То, чего после этого не стоило бы ожидать, – что Россия сразу станет демократической страной. Это объективная реальность, просто объективная реальность. Мы можем хотеть чего-то другого, но так не будет.

Россия – слишком большая страна, наши регионы имеют совершенно разный политический, политико-социальный, политико-культурный уклад. И если мы не хотим выстраивать опять эту безжалостную сверхцентрализованную вертикаль, которая требует для своего воссоздания обязательно наличия внешнего врага, – если мы этого не хотим (а мы этого не хотим), тогда нам надо смириться с ситуацией, что у регионов еще десятилетия будет разный общественно-политический уклад. И нам придется сосуществовать с вполне себе европейскими московским регионом, Санкт-Петербургом, еще целым рядом городов, а рядом будут существовать города, где будет гораздо более модернистский вариант, так сказать, или даже где-то, может быть, будет еще большая примесь родоплеменного. Ну что ж, с этим надо жить.

– Сейчас уже на разных уровнях говорят о санкциях, анонсируются санкции за смерть Навального. Чего вы ожидаете от них? Не получится ли так, что зло творит режим, а ответственность опять понесут российские граждане?

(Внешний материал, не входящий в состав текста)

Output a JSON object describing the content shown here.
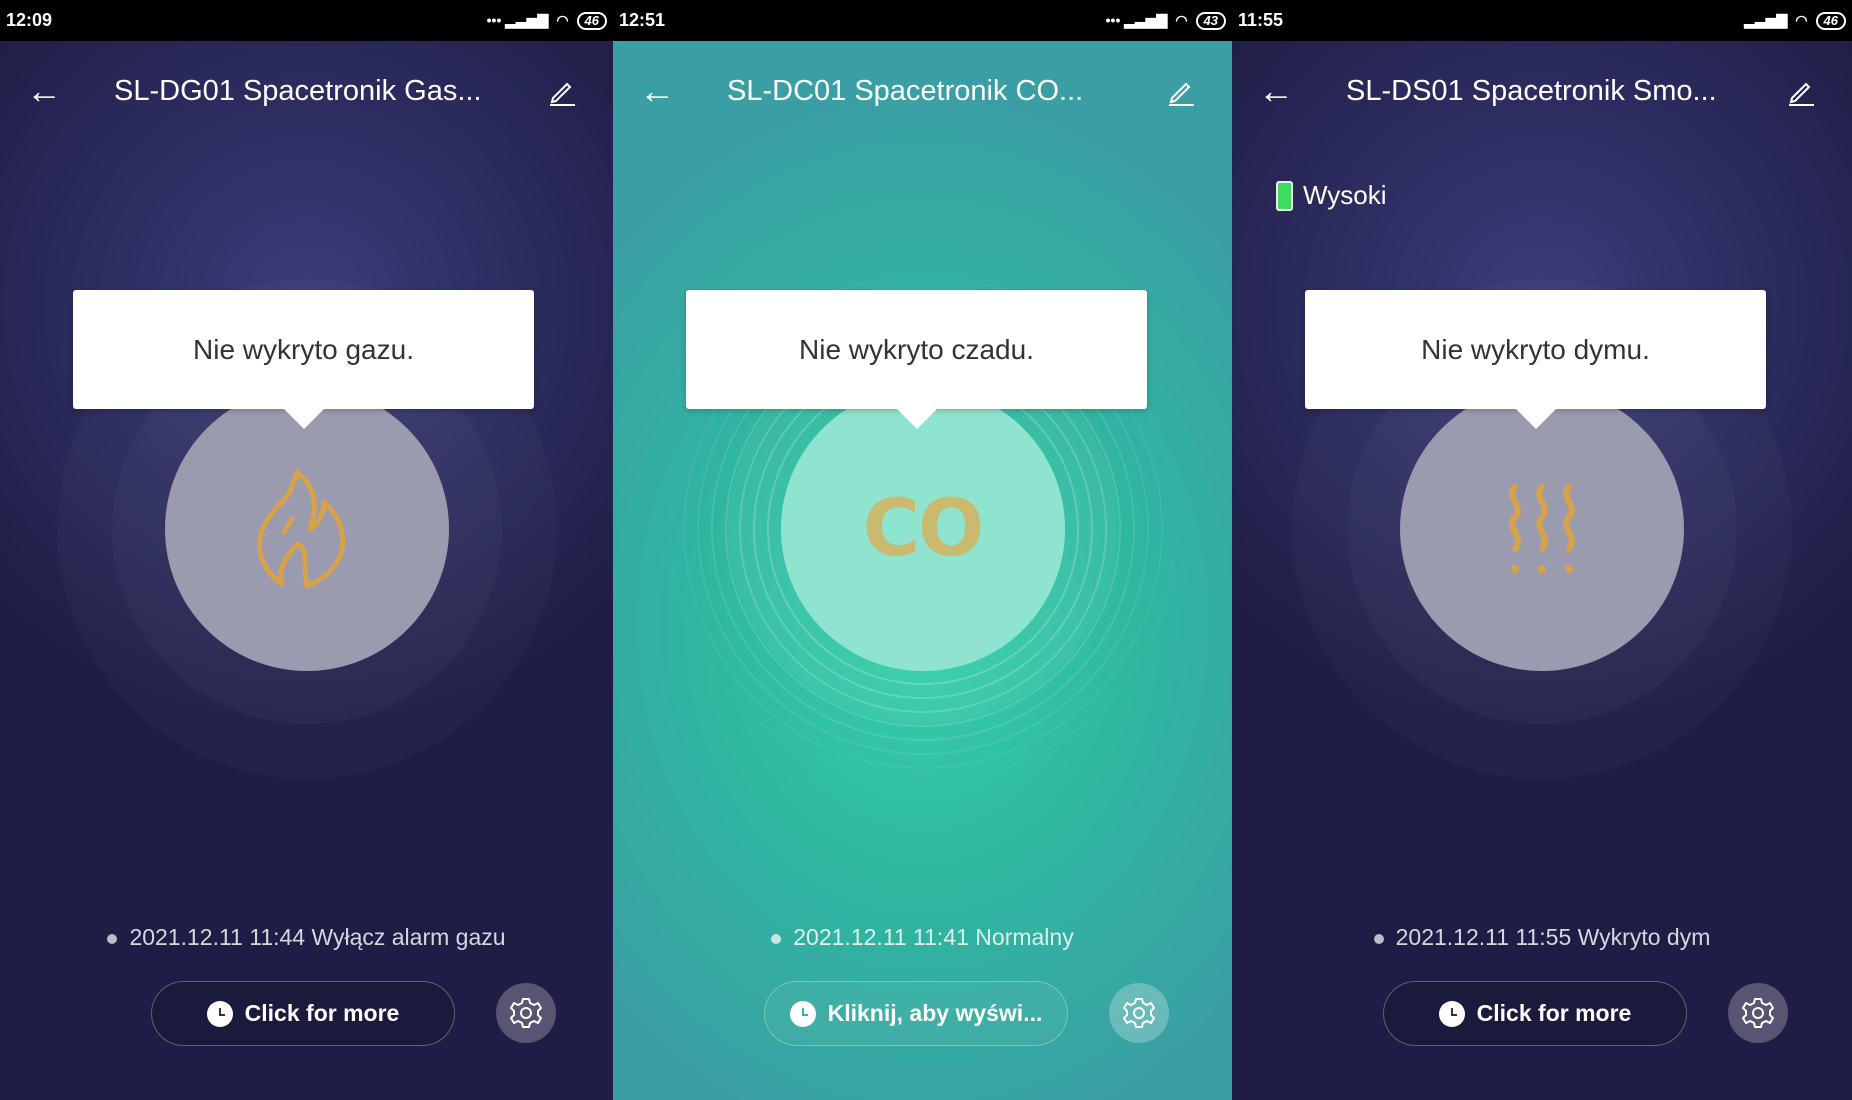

– Я достаточно критически на сегодняшний день отношусь к введению новых системных санкций, потому что я считаю, что все, что Запад мог сделать с точки зрения санкционного законодательства, уже принято. Здесь, скорее, нужен пересмотр этого законодательства в сторону его рационализации, чтобы не объединять режим Путина с российским обществом, чтобы не наносить больший ущерб собственной западной индустрии.

А что касается реально действующих санкций – и туда же я отношу персональные санкции, – их надо просто исполнять. Режим исполнения санкций – вот к этому я приложил бы достаточно серьезные усилия. Мы знаем, что оружие, применяемое кремлевскими войсками в Украине, в значительной степени формируется за счет западных комплектующих.

Но никто за это не понес никакой ответственности, несмотря на то что закон, санкционный режим напрямую это запрещают. И это позволяет Путину думать о том, что всерьез к этим санкциям относиться не стоит. Я думаю, что вопрос правоприменения сейчас намного важнее, чем некие дополнительные системные санкции.

– Вы будете выступать с таким предложением? У вас все-таки есть возможность достучаться до европейских лидеров.

– Я это постоянно делаю, я постоянно веду эту работу. Я выучил за эти два года, что если мы хотим всерьез достичь практического результата, то необходимо не просто говорить, не просто обращаться к западным лидерам, к тем депутатам, которые обсуждают эти проблемы. Это тоже важно, это тоже очень важно. Но, помимо этого, необходима практическая и юридическая работа: практически сидеть и согласовывать документы, практически сидеть и демонстрировать тем специалистам, которые занимаются решением этих задач, к чему могут привести или к чему приводят те или иные шаги. Вот сейчас мы, я в данном случае имею в виду Антивоенный комитет, этим занимаемся. Я думаю, что эта работа будет эффективной.